Climate data for Linhares (1981–2010)
| Month | Jan | Feb | Mar | Apr | May | Jun | Jul | Aug | Sep | Oct | Nov | Dec | Year |
| Mean daily maximum °C (°F) | 31.4 (88.5) | 31.9 (89.4) | 31.6 (88.9) | 30.5 (86.9) | 28.7 (83.7) | 27.6 (81.7) | 27.0 (80.6) | 27.4 (81.3) | 27.8 (82.0) | 28.9 (84.0) | 29.2 (84.6) | 30.5 (86.9) | 29.4 (84.9) |
| Daily mean °C (°F) | 26.2 (79.2) | 26.3 (79.3) | 26.1 (79.0) | 25.0 (77.0) | 22.9 (73.2) | 21.8 (71.2) | 21.1 (70.0) | 21.5 (70.7) | 22.4 (72.3) | 23.9 (75.0) | 24.6 (76.3) | 25.8 (78.4) | 24.0 (75.2) |
| Mean daily minimum °C (°F) | 22.8 (73.0) | 22.6 (72.7) | 22.4 (72.3) | 21.2 (70.2) | 19.1 (66.4) | 17.5 (63.5) | 16.9 (62.4) | 17.0 (62.6) | 18.4 (65.1) | 20.1 (68.2) | 21.3 (70.3) | 22.3 (72.1) | 20.1 (68.2) |
| Average precipitation mm (inches) | 156.2 (6.15) | 103.9 (4.09) | 147.1 (5.79) | 106.1 (4.18) | 57.7 (2.27) | 43.4 (1.71) | 49.4 (1.94) | 34.5 (1.36) | 63.8 (2.51) | 95.3 (3.75) | 221.1 (8.70) | 188.7 (7.43) | 1,267.2 (49.89) |
| Average precipitation days (≥ 1.0 mm) | 13 | 10 | 12 | 9 | 8 | 7 | 7 | 6 | 9 | 10 | 13 | 12 | 116 |
| Average relative humidity (%) | 82.8 | 81.4 | 83.0 | 83.7 | 83.6 | 85.0 | 84.8 | 82.0 | 81.9 | 81.5 | 83.7 | 83.0 | 83.0 |
| Mean monthly sunshine hours | 203.7 | 198.5 | 197.8 | 193.0 | 204.1 | 188.9 | 189.2 | 192.0 | 144.2 | 153.5 | 143.0 | 174.4 | 2,182.3 |
Source: Instituto Nacional de Meteorologia

== Tourism ==
Located in the municipality of Linhares is one of the largest remnants of the Atlantic Forest in Brazil, including the Goytacazes National Forest, the Comboios Biological Reserve, the Sooretama Biological Reserve, and the Vale Natural Reserve (the largest private Atlantic Forest reserve in the country). The latter is the only place where a rare Atlantic Forest tree, the endangered Buchenavia pabstii, is still found. Due to its extremely flat topography, Linhares has 69 lagoons, some of them large, such as the Juparanã Lagoon, which is 26 km long and up to 5.5 km wide. These lagoons are a major tourist attraction, regularly visited by thousands of people.

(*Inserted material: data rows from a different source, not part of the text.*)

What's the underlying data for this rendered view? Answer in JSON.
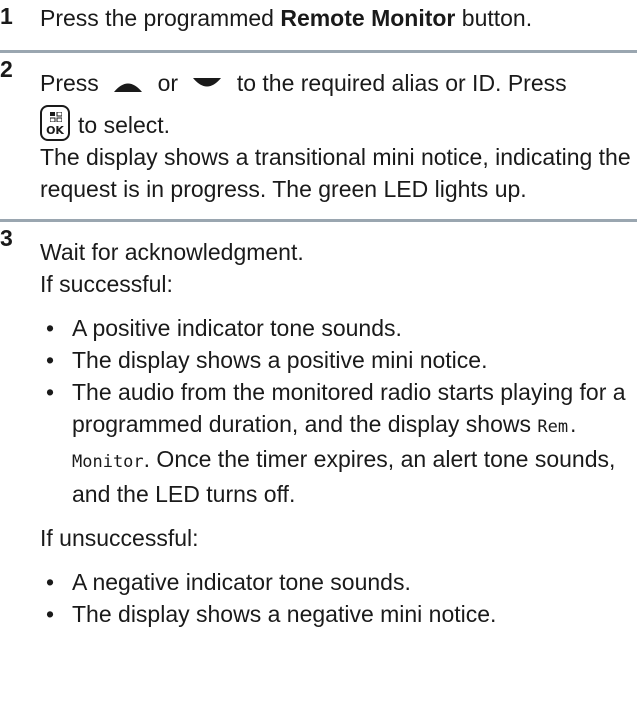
{
  "steps": [
    {
      "number": "1",
      "text_before": "Press the programmed ",
      "bold": "Remote Monitor",
      "text_after": " button."
    },
    {
      "number": "2",
      "line1_a": "Press",
      "line1_b": "or",
      "line1_c": "to the required alias or ID. Press",
      "ok_key_label": "OK",
      "line2": "to select.",
      "line3": "The display shows a transitional mini notice, indicating the request is in progress. The green LED lights up."
    },
    {
      "number": "3",
      "line1": "Wait for acknowledgment.",
      "success_label": "If successful:",
      "success_items": [
        "A positive indicator tone sounds.",
        "The display shows a positive mini notice."
      ],
      "success_item3_a": "The audio from the monitored radio starts playing for a programmed duration, and the display shows ",
      "success_item3_mono": "Rem. Monitor",
      "success_item3_b": ". Once the timer expires, an alert tone sounds, and the LED turns off.",
      "fail_label": "If unsuccessful:",
      "fail_items": [
        "A negative indicator tone sounds.",
        "The display shows a negative mini notice."
      ]
    }
  ],
  "icons": {
    "up": "up-arrow-icon",
    "down": "down-arrow-icon",
    "ok": "menu-ok-key-icon"
  }
}
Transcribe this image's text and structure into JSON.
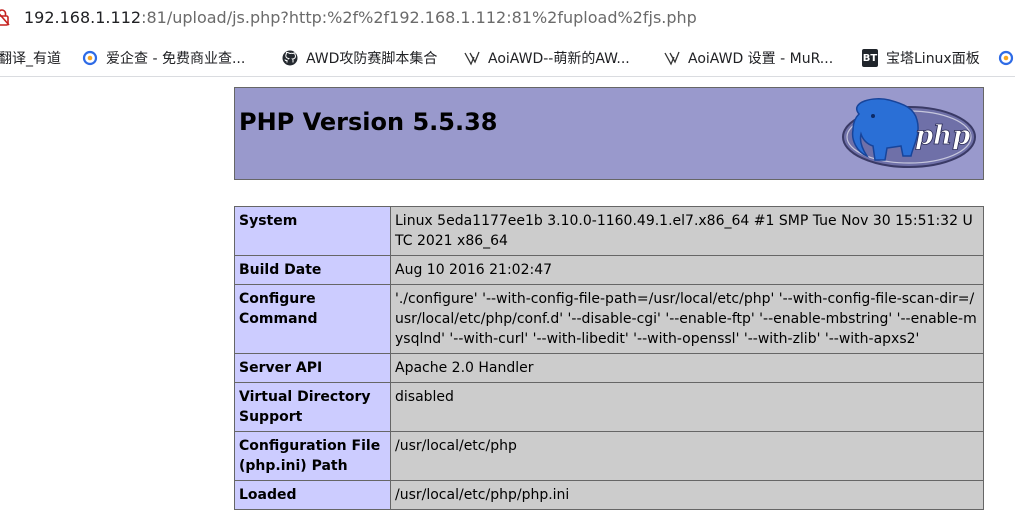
{
  "browser": {
    "url_host": "192.168.1.112",
    "url_rest": ":81/upload/js.php?http:%2f%2f192.168.1.112:81%2fupload%2fjs.php"
  },
  "bookmarks": [
    {
      "label": "翻译_有道",
      "icon": "youdao-icon"
    },
    {
      "label": "爱企查 - 免费商业查...",
      "icon": "aiqicha-icon"
    },
    {
      "label": "AWD攻防赛脚本集合",
      "icon": "github-icon"
    },
    {
      "label": "AoiAWD--萌新的AW...",
      "icon": "aoiawd-icon"
    },
    {
      "label": "AoiAWD 设置 - MuR...",
      "icon": "aoiawd-icon"
    },
    {
      "label": "宝塔Linux面板",
      "icon": "bt-icon",
      "badge": "BT"
    }
  ],
  "phpinfo": {
    "title": "PHP Version 5.5.38",
    "logo_text": "php",
    "rows": [
      {
        "key": "System",
        "value": "Linux 5eda1177ee1b 3.10.0-1160.49.1.el7.x86_64 #1 SMP Tue Nov 30 15:51:32 UTC 2021 x86_64"
      },
      {
        "key": "Build Date",
        "value": "Aug 10 2016 21:02:47"
      },
      {
        "key": "Configure Command",
        "value": "'./configure' '--with-config-file-path=/usr/local/etc/php' '--with-config-file-scan-dir=/usr/local/etc/php/conf.d' '--disable-cgi' '--enable-ftp' '--enable-mbstring' '--enable-mysqlnd' '--with-curl' '--with-libedit' '--with-openssl' '--with-zlib' '--with-apxs2'"
      },
      {
        "key": "Server API",
        "value": "Apache 2.0 Handler"
      },
      {
        "key": "Virtual Directory Support",
        "value": "disabled"
      },
      {
        "key": "Configuration File (php.ini) Path",
        "value": "/usr/local/etc/php"
      },
      {
        "key": "Loaded",
        "value": "/usr/local/etc/php/php.ini"
      }
    ]
  },
  "colors": {
    "header_bg": "#9999cc",
    "key_bg": "#ccccff",
    "value_bg": "#cccccc"
  }
}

Due to its natural resources and location, the city is booming. The beaches (Pontal do Ipiranga, Povoação, and Regência) attract tourists for their excellent surfing, deep-sea fishing, and peaceful nature surroundings. The Linhares coastline boasts the main unit of the TAMAR Project for the preservation of the state's sea turtles, located in the Comboios Biological Reserve, seven kilometers from the town of Regência.

== Transportation ==
Linhares is served by Antônio Edson de Azevedo Lima Airport.